设计和推导具有性能改进保证的基于模型的强化学习算法是一项挑战性的任务,主要原因是模型学习和政策优化之间的高耦合。许多先前方法,依赖于返回差异来指导模型学习,忽视了模型的变化影响,这可能会导致由于过度模型更新而导致性能恶化。其他方法使用性能差异限制来 explicitly 考虑模型变化。然而,这些方法依赖于一个固定的阈值来限制模型变化,因此在训练过程中表现出严重的依赖关系和缺乏适应性。在本文中,我们从理论上推导了一个可以统一模型变化和模型偏差的优化目标,然后制定了一个微调过程。这个过程自适应地调整模型更新,以实现性能改进保证,同时避免模型过拟合。基于这些,我们开发了一个简单算法USB-PO(统一模型变化和模型偏差政策优化)。经验结果显示,USB-PO在几个具有挑战性的基准任务上取得了最先进的性能。
https://arxiv.org/abs/2309.12671
The use of Implicit Neural Representation (INR) through a hash-table has demonstrated impressive effectiveness and efficiency in characterizing intricate signals. However, current state-of-the-art methods exhibit insufficient regularization, often yielding unreliable and noisy results during interpolations. We find that this issue stems from broken gradient flow between input coordinates and indexed hash-keys, where the chain rule attempts to model discrete hash-keys, rather than the continuous coordinates. To tackle this concern, we introduce RHINO, in which a continuous analytical function is incorporated to facilitate regularization by connecting the input coordinate and the network additionally without modifying the architecture of current hash-based INRs. This connection ensures a seamless backpropagation of gradients from the network's output back to the input coordinates, thereby enhancing regularization. Our experimental results not only showcase the broadened regularization capability across different hash-based INRs like DINER and Instant NGP, but also across a variety of tasks such as image fitting, representation of signed distance functions, and optimization of 5D static / 6D dynamic neural radiance fields. Notably, RHINO outperforms current state-of-the-art techniques in both quality and speed, affirming its superiority.
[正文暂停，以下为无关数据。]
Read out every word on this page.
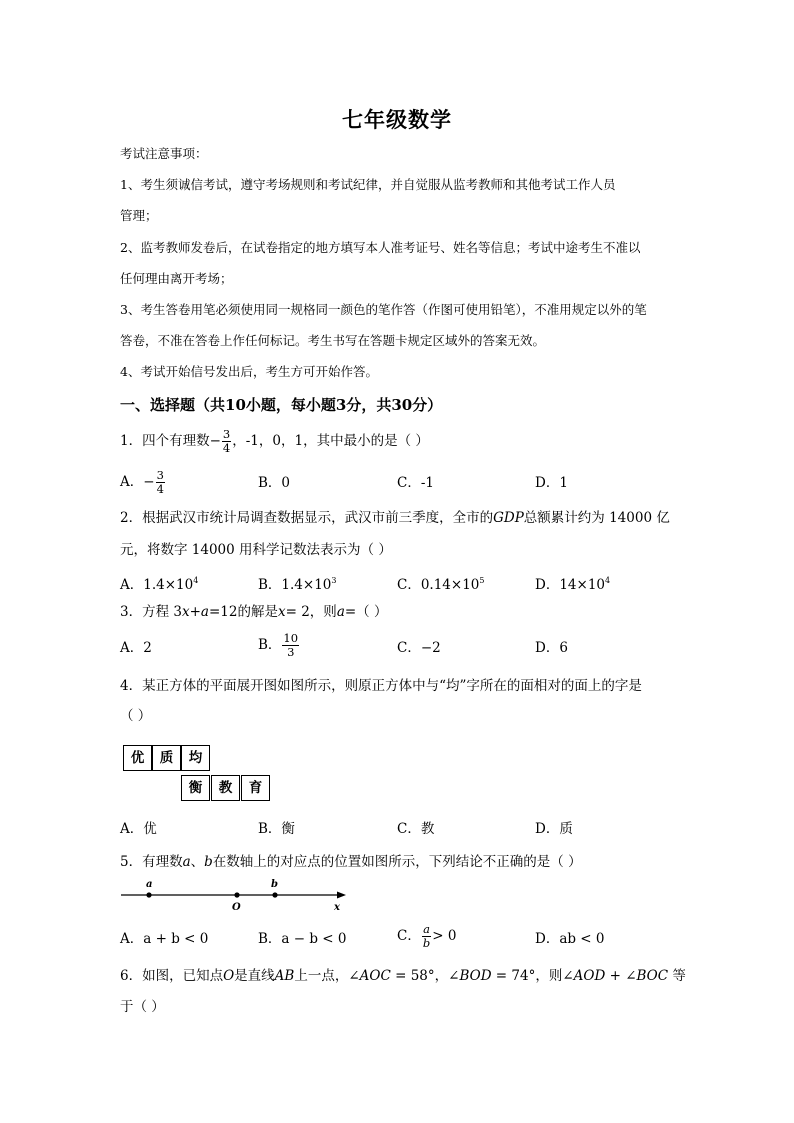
七年级数学
考试注意事项：
1、考生须诚信考试，遵守考场规则和考试纪律，并自觉服从监考教师和其他考试工作人员
管理；
2、监考教师发卷后，在试卷指定的地方填写本人准考证号、姓名等信息；考试中途考生不准以
任何理由离开考场；
3、考生答卷用笔必须使用同一规格同一颜色的笔作答（作图可使用铅笔），不准用规定以外的笔
答卷，不准在答卷上作任何标记。考生书写在答题卡规定区域外的答案无效。
4、考试开始信号发出后，考生方可开始作答。
一、选择题（共10小题，每小题3分，共30分）
1．四个有理数− $\frac{3}{4}$ ，-1，0，1，其中最小的是（ ）
A．− $\frac{3}{4}$	B．0	C．-1	D．1
2．根据武汉市统计局调查数据显示，武汉市前三季度，全市的GDP总额累计约为 14000 亿
元，将数字 14000 用科学记数法表示为（ ）
A．$1.4\times 10^4$	B．$1.4\times 10^3$	C．$0.14\times 10^5$	D．$14\times 10^4$
3．方程 3x+a=12的解是x= 2，则a=（ ）
A．2	B． $\frac{10}{3}$	C．−2	D．6
4．某正方体的平面展开图如图所示，则原正方体中与“均”字所在的面相对的面上的字是
（ ）
优	质	均
衡	教	育
A．优	B．衡	C．教	D．质
5．有理数a、b在数轴上的对应点的位置如图所示，下列结论不正确的是（ ）
a	b
O	x
A．a + b < 0	B．a − b < 0	C． $\frac{a}{b} > 0$	D．ab < 0
6．如图，已知点O是直线AB上一点，∠AOC = 58°，∠BOD = 74°，则∠AOD + ∠BOC 等
于（ ）
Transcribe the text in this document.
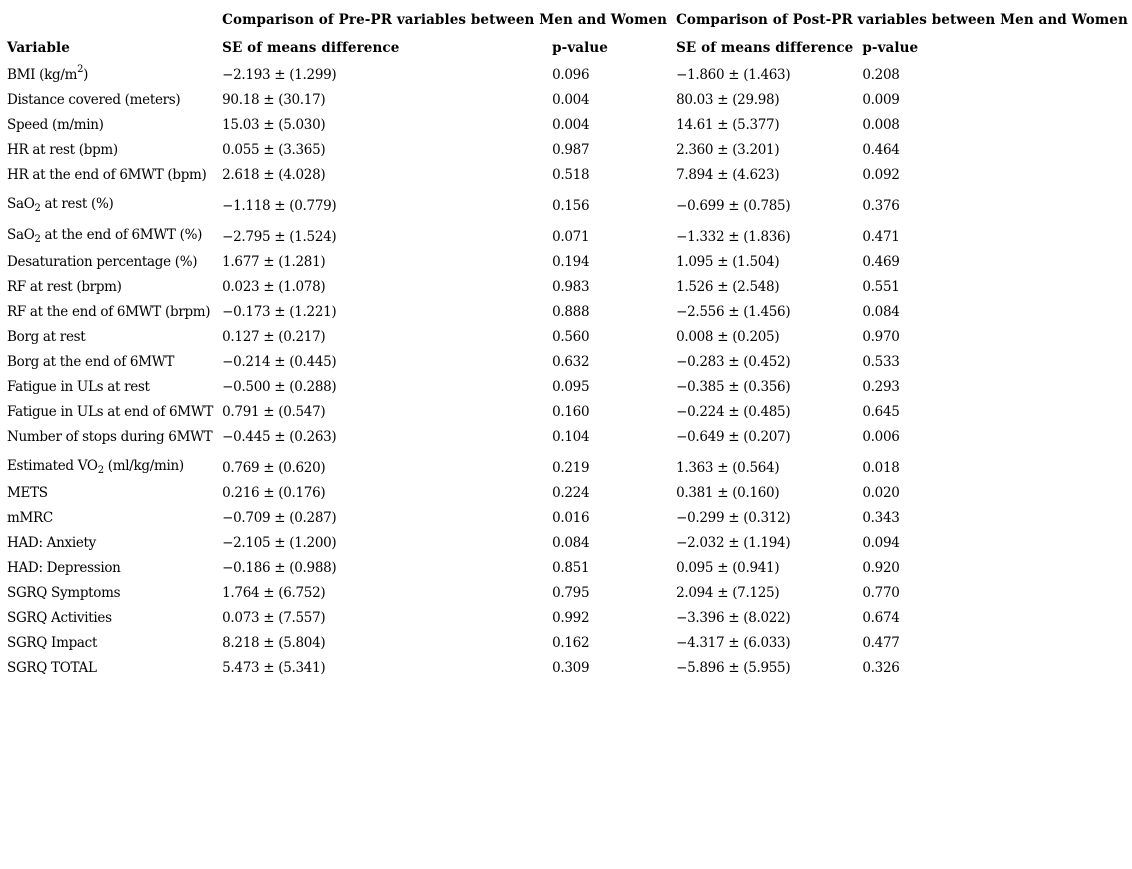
	Comparison of Pre-PR variables between Men and Women		Comparison of Post-PR variables between Men and Women	
Variable	SE of means difference	p-value	SE of means difference	p-value
BMI $(kg/m^2)$	−2.193 ± (1.299)	0.096	−1.860 ± (1.463)	0.208
Distance covered (meters)	90.18 ± (30.17)	0.004	80.03 ± (29.98)	0.009
Speed (m/min)	15.03 ± (5.030)	0.004	14.61 ± (5.377)	0.008
HR at rest (bpm)	0.055 ± (3.365)	0.987	2.360 ± (3.201)	0.464
HR at the end of 6MWT (bpm)	2.618 ± (4.028)	0.518	7.894 ± (4.623)	0.092
SaO$_2$ at rest (%)	−1.118 ± (0.779)	0.156	−0.699 ± (0.785)	0.376
SaO$_2$ at the end of 6MWT (%)	−2.795 ± (1.524)	0.071	−1.332 ± (1.836)	0.471
Desaturation percentage (%)	1.677 ± (1.281)	0.194	1.095 ± (1.504)	0.469
RF at rest (brpm)	0.023 ± (1.078)	0.983	1.526 ± (2.548)	0.551
RF at the end of 6MWT (brpm)	−0.173 ± (1.221)	0.888	−2.556 ± (1.456)	0.084
Borg at rest	0.127 ± (0.217)	0.560	0.008 ± (0.205)	0.970
Borg at the end of 6MWT	−0.214 ± (0.445)	0.632	−0.283 ± (0.452)	0.533
Fatigue in ULs at rest	−0.500 ± (0.288)	0.095	−0.385 ± (0.356)	0.293
Fatigue in ULs at end of 6MWT	0.791 ± (0.547)	0.160	−0.224 ± (0.485)	0.645
Number of stops during 6MWT	−0.445 ± (0.263)	0.104	−0.649 ± (0.207)	0.006
Estimated $VO_2$ (ml/kg/min)	0.769 ± (0.620)	0.219	1.363 ± (0.564)	0.018
METS	0.216 ± (0.176)	0.224	0.381 ± (0.160)	0.020
mMRC	−0.709 ± (0.287)	0.016	−0.299 ± (0.312)	0.343
HAD: Anxiety	−2.105 ± (1.200)	0.084	−2.032 ± (1.194)	0.094
HAD: Depression	−0.186 ± (0.988)	0.851	0.095 ± (0.941)	0.920
SGRQ Symptoms	1.764 ± (6.752)	0.795	2.094 ± (7.125)	0.770
SGRQ Activities	0.073 ± (7.557)	0.992	−3.396 ± (8.022)	0.674
SGRQ Impact	8.218 ± (5.804)	0.162	−4.317 ± (6.033)	0.477
SGRQ TOTAL	5.473 ± (5.341)	0.309	−5.896 ± (5.955)	0.326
通过哈希表使用隐含神经网络表示(INR)已经表现出令人印象深刻的效率和效力,以形容复杂的信号。然而,当前最先进的方法表现出不足的Regularization,在插值过程中往往产生不可靠和噪声性的结果。我们发现这个问题源于输入坐标和索引哈希键之间的梯度流中断,其中链式规则试图模拟离散哈希键,而不是连续的坐标。为了解决这个问题,我们引入了 RHINO,其中引入连续分析函数以促进Regularization,通过额外连接输入坐标和网络,而无需改变当前基于哈希的INR架构。这个连接确保了从网络的输出无缝反向传播梯度,从而增强Regularization。我们的实验结果不仅展示了不同基于哈希的INR之间的 broaden Regularization能力,如Diner和Instant NGP,而且还涵盖了各种任务,如图像匹配、表示 signed 距离函数和优化5D静态/6D动态神经网络光照场。值得注意的是, RHINO在质量和速度方面都超越了当前最先进的技术,确认了其优越性。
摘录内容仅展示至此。